En aquel mismo día en el que el mundo parecía al borde del desastre, a miles de kilómetros de distancia otro régimen fascista extendía su negrura. La 108ª Comandancia Rural de la Guardia Civil preparaba dos emboscadas contra los pocos que mantenían la lucha en la ciudad de Granada. Así mientras Zweig era enterrado, María Álvarez pudo contemplar cómo le apuntaban los fusiles del pelotón de fusilamiento. He tratado muchas veces de imaginar la escena apresurada, los sentimientos que pudo vivir mi abuela, embarazada de siete meses, frente a los ojos de la muerte. Ella aún no sabía que acababan de empezar los seis peores años de su vida.
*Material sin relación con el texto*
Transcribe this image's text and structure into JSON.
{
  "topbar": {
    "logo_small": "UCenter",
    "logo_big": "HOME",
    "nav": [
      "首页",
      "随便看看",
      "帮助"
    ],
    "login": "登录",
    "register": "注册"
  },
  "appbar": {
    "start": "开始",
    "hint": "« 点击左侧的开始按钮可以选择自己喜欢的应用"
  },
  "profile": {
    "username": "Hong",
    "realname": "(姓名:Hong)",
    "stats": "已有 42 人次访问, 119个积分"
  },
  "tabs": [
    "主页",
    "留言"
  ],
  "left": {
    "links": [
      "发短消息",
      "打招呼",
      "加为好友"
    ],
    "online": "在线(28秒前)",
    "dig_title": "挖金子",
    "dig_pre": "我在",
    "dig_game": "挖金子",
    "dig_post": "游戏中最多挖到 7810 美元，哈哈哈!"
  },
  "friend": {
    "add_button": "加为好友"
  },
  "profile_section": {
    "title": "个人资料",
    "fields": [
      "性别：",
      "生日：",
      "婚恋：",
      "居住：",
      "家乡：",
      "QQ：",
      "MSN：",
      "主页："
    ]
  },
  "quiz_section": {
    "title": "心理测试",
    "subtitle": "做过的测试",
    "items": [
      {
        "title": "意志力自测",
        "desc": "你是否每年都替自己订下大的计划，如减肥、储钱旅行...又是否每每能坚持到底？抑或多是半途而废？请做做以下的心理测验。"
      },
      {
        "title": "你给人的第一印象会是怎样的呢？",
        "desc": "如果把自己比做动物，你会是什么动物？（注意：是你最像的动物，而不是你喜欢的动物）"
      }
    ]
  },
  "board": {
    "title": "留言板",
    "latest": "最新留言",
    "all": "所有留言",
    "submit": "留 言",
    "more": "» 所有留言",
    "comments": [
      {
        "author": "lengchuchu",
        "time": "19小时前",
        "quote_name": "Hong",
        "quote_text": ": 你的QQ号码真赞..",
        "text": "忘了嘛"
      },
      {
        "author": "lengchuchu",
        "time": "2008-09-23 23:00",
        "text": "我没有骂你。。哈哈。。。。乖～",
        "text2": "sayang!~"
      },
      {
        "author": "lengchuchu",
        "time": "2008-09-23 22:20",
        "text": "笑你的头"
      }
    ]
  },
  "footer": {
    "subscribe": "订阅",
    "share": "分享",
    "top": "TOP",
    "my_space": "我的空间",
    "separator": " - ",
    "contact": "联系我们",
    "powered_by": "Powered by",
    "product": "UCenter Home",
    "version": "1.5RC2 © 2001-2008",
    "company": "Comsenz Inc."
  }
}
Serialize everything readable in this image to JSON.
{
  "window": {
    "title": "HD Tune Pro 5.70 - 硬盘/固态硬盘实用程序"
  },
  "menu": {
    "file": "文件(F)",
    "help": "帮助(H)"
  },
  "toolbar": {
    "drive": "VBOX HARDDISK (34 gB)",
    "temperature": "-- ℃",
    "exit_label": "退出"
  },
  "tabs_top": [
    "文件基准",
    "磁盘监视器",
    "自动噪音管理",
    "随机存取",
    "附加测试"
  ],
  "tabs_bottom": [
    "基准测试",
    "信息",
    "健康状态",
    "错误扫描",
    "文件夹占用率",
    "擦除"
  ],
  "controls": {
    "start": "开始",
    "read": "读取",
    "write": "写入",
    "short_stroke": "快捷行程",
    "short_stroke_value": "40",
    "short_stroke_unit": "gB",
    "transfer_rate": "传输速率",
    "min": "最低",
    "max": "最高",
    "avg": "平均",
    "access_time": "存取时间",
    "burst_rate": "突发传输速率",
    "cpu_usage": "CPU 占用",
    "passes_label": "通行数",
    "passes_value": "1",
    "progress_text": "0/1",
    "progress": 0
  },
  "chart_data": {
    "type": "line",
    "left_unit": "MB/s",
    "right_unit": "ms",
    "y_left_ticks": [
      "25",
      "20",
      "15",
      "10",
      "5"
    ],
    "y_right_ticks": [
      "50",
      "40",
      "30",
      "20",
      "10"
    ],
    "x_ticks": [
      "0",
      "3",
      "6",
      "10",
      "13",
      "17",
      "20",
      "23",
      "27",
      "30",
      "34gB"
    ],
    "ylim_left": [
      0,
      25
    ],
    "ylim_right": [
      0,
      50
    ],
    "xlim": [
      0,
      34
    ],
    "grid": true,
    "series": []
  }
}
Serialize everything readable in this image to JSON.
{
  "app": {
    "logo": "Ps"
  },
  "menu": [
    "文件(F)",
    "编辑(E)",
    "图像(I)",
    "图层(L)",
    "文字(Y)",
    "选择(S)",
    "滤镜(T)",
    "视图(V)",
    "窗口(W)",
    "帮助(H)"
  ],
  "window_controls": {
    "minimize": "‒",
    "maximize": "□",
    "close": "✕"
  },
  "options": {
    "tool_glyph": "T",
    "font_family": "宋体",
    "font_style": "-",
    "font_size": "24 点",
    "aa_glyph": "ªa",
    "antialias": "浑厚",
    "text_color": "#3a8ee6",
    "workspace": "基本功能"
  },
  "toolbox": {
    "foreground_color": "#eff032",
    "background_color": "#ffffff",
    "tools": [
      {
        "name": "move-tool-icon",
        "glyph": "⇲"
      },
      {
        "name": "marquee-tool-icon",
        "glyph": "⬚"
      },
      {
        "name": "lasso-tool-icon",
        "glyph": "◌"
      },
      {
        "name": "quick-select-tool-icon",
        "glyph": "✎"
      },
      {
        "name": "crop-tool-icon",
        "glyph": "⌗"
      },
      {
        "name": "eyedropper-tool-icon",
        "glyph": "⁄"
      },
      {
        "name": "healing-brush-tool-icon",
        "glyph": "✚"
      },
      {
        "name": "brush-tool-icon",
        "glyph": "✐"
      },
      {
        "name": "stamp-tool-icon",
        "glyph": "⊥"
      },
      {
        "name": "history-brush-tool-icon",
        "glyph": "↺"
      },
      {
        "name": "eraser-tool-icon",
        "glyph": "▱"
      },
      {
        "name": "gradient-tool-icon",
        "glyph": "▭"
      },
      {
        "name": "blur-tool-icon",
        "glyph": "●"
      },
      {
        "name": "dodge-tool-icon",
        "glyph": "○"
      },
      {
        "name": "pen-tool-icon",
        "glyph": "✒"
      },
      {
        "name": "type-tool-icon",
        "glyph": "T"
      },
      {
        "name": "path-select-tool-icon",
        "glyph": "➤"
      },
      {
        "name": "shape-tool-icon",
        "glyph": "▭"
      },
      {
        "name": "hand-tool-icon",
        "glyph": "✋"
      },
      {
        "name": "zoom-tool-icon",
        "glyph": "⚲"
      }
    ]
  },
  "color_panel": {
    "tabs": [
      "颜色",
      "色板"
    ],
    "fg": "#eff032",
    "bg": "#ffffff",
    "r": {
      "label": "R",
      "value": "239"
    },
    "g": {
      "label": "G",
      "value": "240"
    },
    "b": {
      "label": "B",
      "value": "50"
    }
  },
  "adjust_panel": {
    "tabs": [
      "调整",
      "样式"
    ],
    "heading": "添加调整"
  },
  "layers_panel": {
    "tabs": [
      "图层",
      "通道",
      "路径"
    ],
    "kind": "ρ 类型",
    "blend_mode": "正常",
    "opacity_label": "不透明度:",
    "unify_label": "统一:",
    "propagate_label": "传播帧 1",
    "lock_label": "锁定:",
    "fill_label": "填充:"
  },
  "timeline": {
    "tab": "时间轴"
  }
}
El mundo de ayer fue publicado tras la muerte de su autor, que en el último párrafo hoy nos continua diciendo: “El sol brillaba con plenitud y fuerza. Mientras regresaba a casa, de pronto observé mi sombra ante mí, del mismo modo que veía la sombra de la otra guerra detrás de la actual. Durante todo ese tiempo, aquella sombra ya no se apartó de mí; se cernía sobre mis pensamientos noche y día; quizá su oscuro contorno se proyecta también sobre muchas páginas de este libro. Pero toda sombra es, al fin y al cabo, la hija de la luz y sólo quién ha conocido la claridad y las tinieblas, la guerra y la paz, el ascenso y la caída, sólo éste ha vivido de verdad”. Stefan Zweig, María Álvarez y millones de personas que se enfrentaron a aquella barbarie vivieron una vida verdadera. Sin sus pequeños gestos las sombras de hoy serían enormes.